I have been using Vista for getting on for a year now. My overwhelming impression of the operating system is that it is unusably slow. Everything I read about it on the web is that is has some wonderfully clever technology to make it run faster.
I tried various performance tweaks. I have two gigabytes of RAM, which should be enough, but I put in a fast USB memory device to give my system a 'turbo boost', i.e. an extra (solid state) disk to hold the sectors cached by superfetch. None of this made any appreciable differerence and my system ran unusably slowly.
Finally I decided to bite the bullet and disable Superfetch all together (I used these instructions). This had the most astonishing impact on the performance of my system.
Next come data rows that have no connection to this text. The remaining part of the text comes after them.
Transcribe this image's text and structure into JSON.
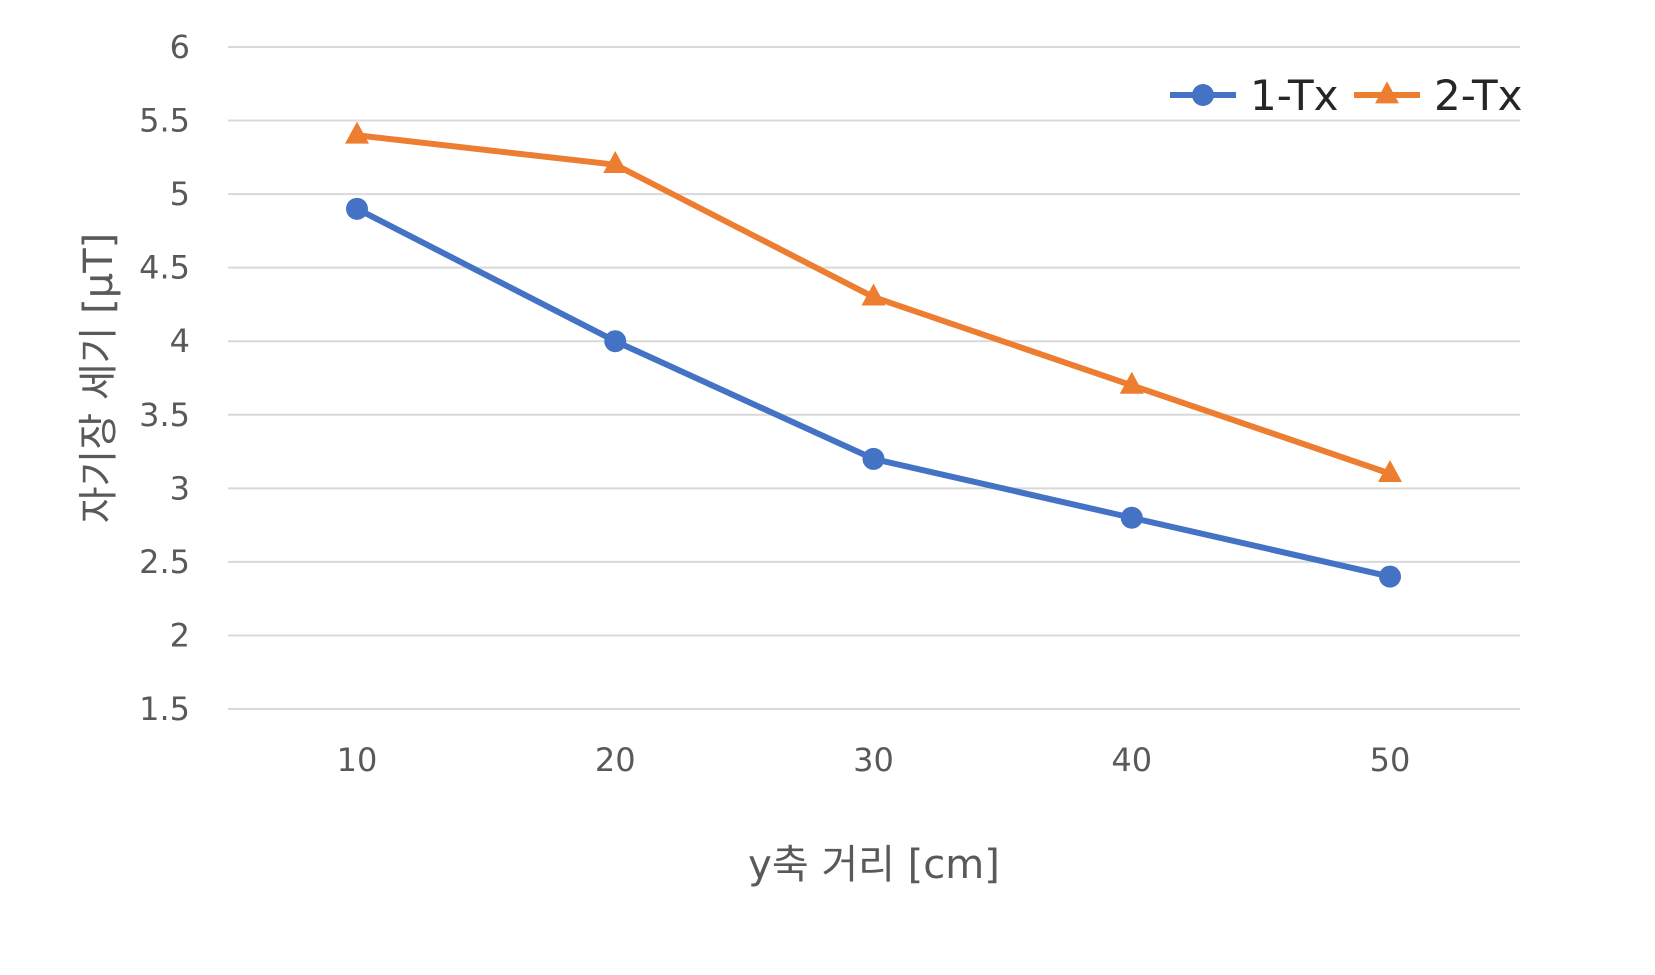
{
  "chart_data": {
    "type": "line",
    "title": "",
    "xlabel": "y축 거리 [cm]",
    "ylabel": "자기장 세기 [μT]",
    "categories": [
      "10",
      "20",
      "30",
      "40",
      "50"
    ],
    "x": [
      10,
      20,
      30,
      40,
      50
    ],
    "ylim": [
      1.5,
      6
    ],
    "yticks": [
      1.5,
      2,
      2.5,
      3,
      3.5,
      4,
      4.5,
      5,
      5.5,
      6
    ],
    "ytick_labels": [
      "1.5",
      "2",
      "2.5",
      "3",
      "3.5",
      "4",
      "4.5",
      "5",
      "5.5",
      "6"
    ],
    "grid": true,
    "legend_position": "top-right",
    "series": [
      {
        "name": "1-Tx",
        "color": "#4472C4",
        "marker": "circle",
        "values": [
          4.9,
          4.0,
          3.2,
          2.8,
          2.4
        ]
      },
      {
        "name": "2-Tx",
        "color": "#ED7D31",
        "marker": "triangle",
        "values": [
          5.4,
          5.2,
          4.3,
          3.7,
          3.1
        ]
      }
    ]
  }
}
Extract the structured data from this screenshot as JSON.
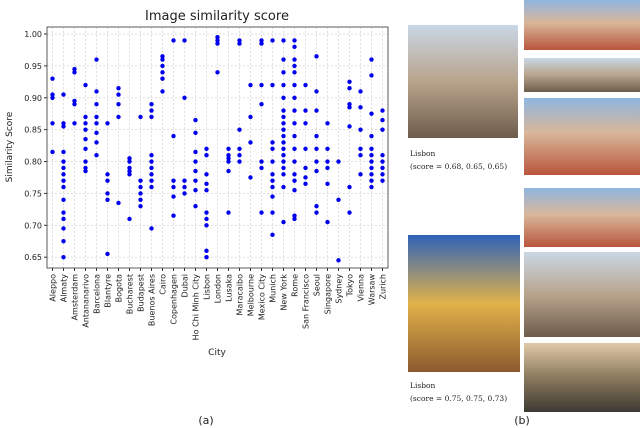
{
  "chart_data": {
    "type": "strip",
    "title": "Image similarity score",
    "x_label": "City",
    "y_label": "Similarity Score",
    "categories": [
      "Aleppo",
      "Almaty",
      "Amsterdam",
      "Antananarivo",
      "Barcelona",
      "Blantyre",
      "Bogota",
      "Bucharest",
      "Budapest",
      "Buenos Aires",
      "Cairo",
      "Copenhagen",
      "Dubai",
      "Ho Chi Minh City",
      "Lisbon",
      "London",
      "Lusaka",
      "Maracaibo",
      "Melbourne",
      "Mexico City",
      "Munich",
      "New York",
      "Rome",
      "San Francisco",
      "Seoul",
      "Singapore",
      "Sydney",
      "Tokyo",
      "Vienna",
      "Warsaw",
      "Zurich"
    ],
    "values": [
      [
        0.93,
        0.905,
        0.9,
        0.86,
        0.815
      ],
      [
        0.905,
        0.86,
        0.855,
        0.815,
        0.8,
        0.79,
        0.78,
        0.77,
        0.76,
        0.74,
        0.72,
        0.71,
        0.695,
        0.675,
        0.65
      ],
      [
        0.945,
        0.94,
        0.895,
        0.89,
        0.86
      ],
      [
        0.92,
        0.87,
        0.86,
        0.85,
        0.835,
        0.82,
        0.8,
        0.79,
        0.785
      ],
      [
        0.96,
        0.91,
        0.89,
        0.87,
        0.86,
        0.845,
        0.83,
        0.81
      ],
      [
        0.86,
        0.78,
        0.77,
        0.75,
        0.74,
        0.655
      ],
      [
        0.915,
        0.905,
        0.89,
        0.87,
        0.735
      ],
      [
        0.805,
        0.8,
        0.79,
        0.785,
        0.78,
        0.71
      ],
      [
        0.87,
        0.77,
        0.76,
        0.75,
        0.74,
        0.73
      ],
      [
        0.89,
        0.88,
        0.87,
        0.81,
        0.8,
        0.79,
        0.78,
        0.77,
        0.76,
        0.695
      ],
      [
        0.965,
        0.96,
        0.95,
        0.94,
        0.93,
        0.91
      ],
      [
        0.99,
        0.84,
        0.77,
        0.76,
        0.745,
        0.715
      ],
      [
        0.99,
        0.9,
        0.77,
        0.76,
        0.75
      ],
      [
        0.865,
        0.845,
        0.815,
        0.8,
        0.785,
        0.77,
        0.755,
        0.73
      ],
      [
        0.82,
        0.81,
        0.78,
        0.765,
        0.755,
        0.72,
        0.71,
        0.7,
        0.66,
        0.65
      ],
      [
        0.995,
        0.99,
        0.985,
        0.94
      ],
      [
        0.82,
        0.81,
        0.805,
        0.8,
        0.785,
        0.72
      ],
      [
        0.99,
        0.985,
        0.85,
        0.82,
        0.81,
        0.8
      ],
      [
        0.92,
        0.87,
        0.83,
        0.775
      ],
      [
        0.99,
        0.985,
        0.92,
        0.89,
        0.8,
        0.79,
        0.72
      ],
      [
        0.99,
        0.92,
        0.83,
        0.82,
        0.8,
        0.78,
        0.77,
        0.76,
        0.745,
        0.72,
        0.685
      ],
      [
        0.99,
        0.96,
        0.94,
        0.92,
        0.9,
        0.88,
        0.87,
        0.86,
        0.85,
        0.84,
        0.83,
        0.82,
        0.81,
        0.8,
        0.79,
        0.78,
        0.76,
        0.705
      ],
      [
        0.99,
        0.98,
        0.96,
        0.95,
        0.94,
        0.92,
        0.9,
        0.88,
        0.86,
        0.84,
        0.82,
        0.8,
        0.78,
        0.77,
        0.755,
        0.715,
        0.71
      ],
      [
        0.92,
        0.88,
        0.86,
        0.82,
        0.79,
        0.775,
        0.765
      ],
      [
        0.965,
        0.91,
        0.88,
        0.84,
        0.82,
        0.8,
        0.785,
        0.73,
        0.72
      ],
      [
        0.86,
        0.82,
        0.8,
        0.79,
        0.765,
        0.705
      ],
      [
        0.8,
        0.74,
        0.645
      ],
      [
        0.925,
        0.915,
        0.89,
        0.885,
        0.855,
        0.76,
        0.72
      ],
      [
        0.91,
        0.885,
        0.85,
        0.82,
        0.81,
        0.78
      ],
      [
        0.96,
        0.935,
        0.875,
        0.84,
        0.82,
        0.81,
        0.8,
        0.79,
        0.78,
        0.77,
        0.76
      ],
      [
        0.88,
        0.865,
        0.85,
        0.81,
        0.8,
        0.79,
        0.78,
        0.77
      ]
    ],
    "color": "#0000ee",
    "ylim": [
      0.633,
      1.011
    ],
    "yticks": [
      0.65,
      {
        "value": 0.7,
        "label": "0.70"
      },
      0.75,
      {
        "value": 0.8,
        "label": "0.80"
      },
      0.85,
      {
        "value": 0.9,
        "label": "0.90"
      },
      0.95,
      {
        "value": 1.0,
        "label": "1.00"
      }
    ],
    "grid": true
  },
  "panel_a": {
    "label": "(a)"
  },
  "panel_b": {
    "label": "(b)",
    "groups": [
      {
        "city": "Lisbon",
        "score_text": "(score = 0.68, 0.65, 0.65)"
      },
      {
        "city": "Lisbon",
        "score_text": "(score = 0.75, 0.75, 0.73)"
      }
    ]
  }
}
I do not know why superfetch does not work for me. "Your Mileage May Vary" as they used to say, but for me the impact of setting a byte in the registry from value 3 to value 0 has made an astonishing difference. I have a sneaky suspicion that it is because I have a *lot* of applications running the whole time. Certainly Word, Excel, IE7, Firefox, Safari, Nomadesk, Skype, MSN and so on and so on. Taskmanager informs me that I have 93 processes running. Other users I've observed seem to want to close applications when they've finished editing a document. My attitude is 'well, I'm going to edit another doc soon, or make further edits to the one that's already loaded; if the app is not used for a while it will be paged out anyway, so why would I bother to shut it down'. Maybe that's the wrong attitude. When it comes to Skype, YM, MSN messenger and Nomadesk.
Anyway, I'm too busy to make blog entries, but I just had to report this success as I've been searching for a way of making my Vista PC perform even approximately as fast as my XP machine for ages.
I am now tempted to switch off prefetch in Vista to see what happens.